In the latter case, say your $25,000 cottage has risen in value to $300,000 by the time you retire, and your income is lower because you are no longer working. The capital gain at that point would be $275,000, and if you and your spouse are joint owners, you can split the tax bill evenly.

“You can actually plan out when you’re going to take the capital gains hit,” Mr. Rechtshaffen says.

condo in the U.S. Sunbelt

Don’t expect to rent out your Florida condo for a month or two and deduct a year’s worth of interest and other expenses, Mr. Baldwin cautions. The CRA requires that the expenses be pro-rated, allowing you to deduct them only for those months when income was earned. And don’t try to deduct the cost of your flight down there for tax purposes.

If you earn income in the United States, it is to your advantage to file a tax return on a net rental basis with the U.S. Internal Revenue Service, says Terry Ritchie, financial planner at Transition Financial Advisers in Calgary and co-author of The Canadian Snowbird in America. If you don’t file, you will have to pay a 30 per cent withholding tax to the IRS on your gross rents.

When it comes time to sell, the IRS withholds 10 per cent of gross proceeds if the amount is more than $300,000, or if you do not use the property more than half of the time as a principal residence. This amount can exceed any capital gains tax you might have to pay, Mr. Ritchie notes.

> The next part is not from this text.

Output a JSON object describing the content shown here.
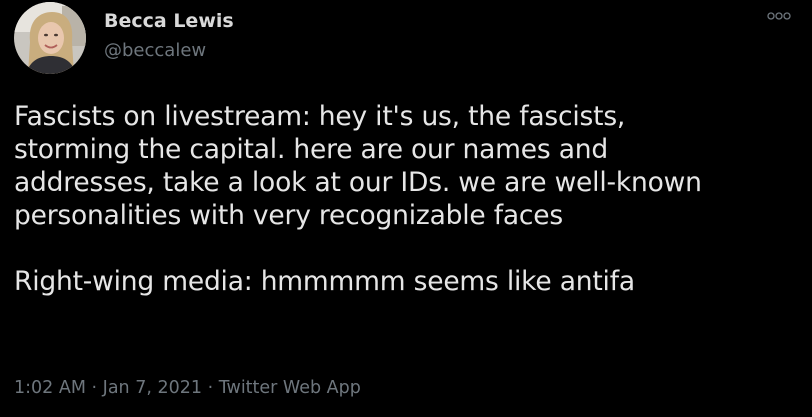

Suppose you sell a house worth $750,000, triggering a withholding tax of $75,000, but you only had a $50,000 capital gain. The capital gains tax rate in the United States is 15 per cent, which in this example would be $7,500. “That’s a lot less than $75,000,” Mr. Ritchie says.

In this case, you can file Form 8288B with the IRS requesting that the agency lower the withholding tax to the amount of capital gains tax actually payable, he says.

As well, the IRS requires that you depreciate a U.S. rental property, which could result in a higher capital gain when you eventually sell because the depreciation lowers the cost base of the property. The good news: Canadians can claim a foreign tax credit on their filing with the Canada Revenue Agency for any taxes paid in the United States.